Double precision support in C++ AMP
C++ AMP supports various data types for usage in the restrict(amp) functions that you schedule on the accelerator. One of those types is double. There are caveats and extra information that you need to know with regards to double precision and this post aims to help you with that.
It all depends on your driver
Not all hardware supports doubles so if you have double precision requirements, you need to check that your hardware has such support.
In addition, you must ensure you have the latest driver for your hardware (by visiting the hardware vendor’s website) that enables the support – it is not an uncommon pitfall to read online the specs for your hardware saying one thing, but finding that your installed driver reports another thing because it hasn’t been updated.

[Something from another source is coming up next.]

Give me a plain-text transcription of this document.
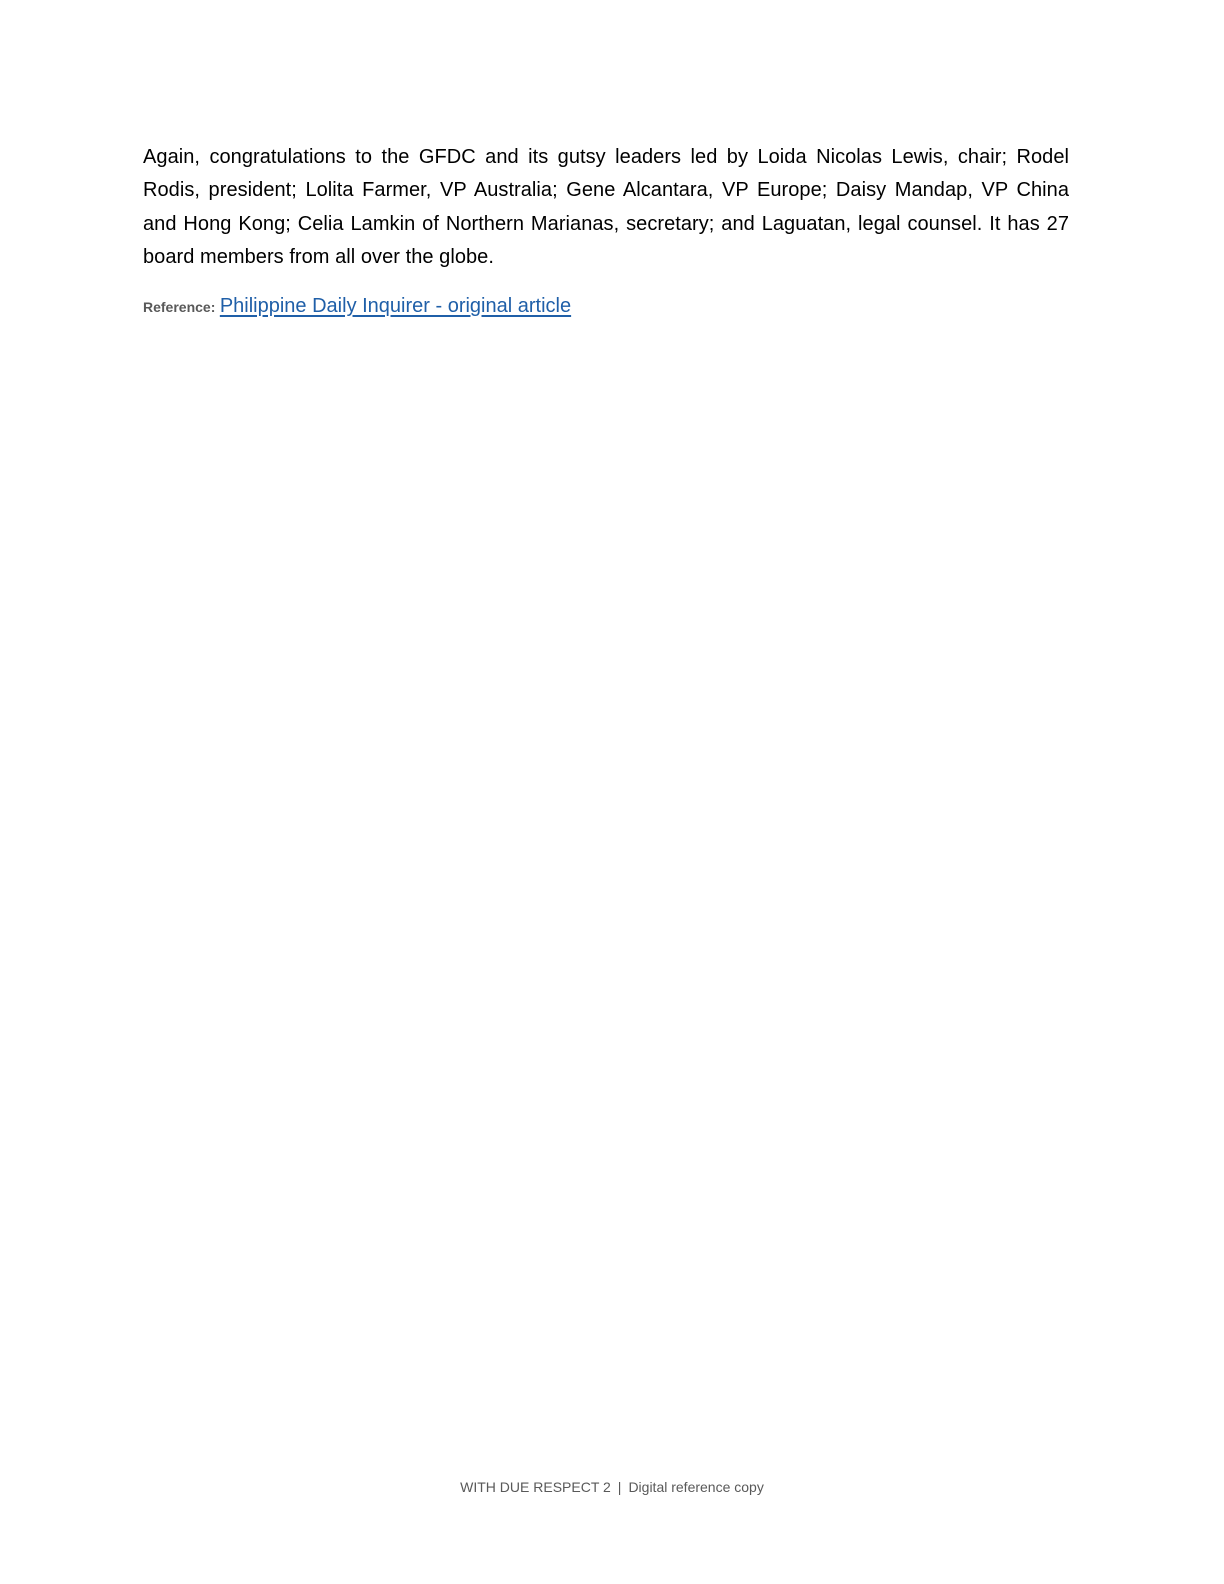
Again, congratulations to the GFDC and its gutsy leaders led by Loida Nicolas Lewis, chair; Rodel Rodis, president; Lolita Farmer, VP Australia; Gene Alcantara, VP Europe; Daisy Mandap, VP China and Hong Kong; Celia Lamkin of Northern Marianas, secretary; and Laguatan, legal counsel. It has 27 board members from all over the globe.

Reference: Philippine Daily Inquirer - original article

WITH DUE RESPECT 2 | Digital reference copy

To complicate matters further, there are two levels of double support and hence there are two APIs exposed by C++ AMP to let you query for that support.
Limited double precision
In Windows Display Driver Model (WDDM) 1.1, double precision is an optional feature for hardware vendors to implement in their DirectX drivers. Even if they do, it is what we call limited double precision support. That means that the following double operations are not supported:
- FMA (fused multiply add).
- Reciprocal (rcp)
- Casting between int and double
Through C++ AMP you’ll know whether your system has a WDDM 1.1 driver that supports limited double precision by checking the supports_limited_double_precision property on the accelerator, e.g.
bool can_use_doubles_with_limits = accelerator().supports_limited_double_precision;
(Full) Double precision
In WDDM 1.2 (currently supported by Windows 8 and Windows Server 2012 only), the limitations above were removed. So while double precision is still an optional feature, when hardware vendors opt in to implementing it, you get full (aka extended) double precision support.
Through C++ AMP you’ll know your system has a WDDM 1.2 driver that opted in to supporting double precision by checking the supports_double_precision property on the accelerator, e.g.
bool can_use_doubles = accelerator().supports_double_precision;
Note that full double precision is required by the concurrency::precise_math functions in <amp_math.h>
C++ AMP runtime exception
As you know, calls to the C++ AMP API on the host can throw exceptions that I encourage you to learn more about at our blog post on C++ AMP Exceptions.
If you try to use doubles on a card where the driver does not support doubles at all, or the driver has limited double precision support and you try something unsupported such as division, you will get a concurrency::runtime_exception with one of the following messages
"concurrency::parallel_for_each uses features (full double_precision) unsupported by the selected accelerator."
"concurrency::parallel_for_each uses features (limited_double_precision) unsupported by the selected accelerator."
Whichever message you get, if you are running under the debug configuration, it also includes the following text:
“ID3D11Device::CreateComputeShader: Shader uses features not recognized by this D3D version.”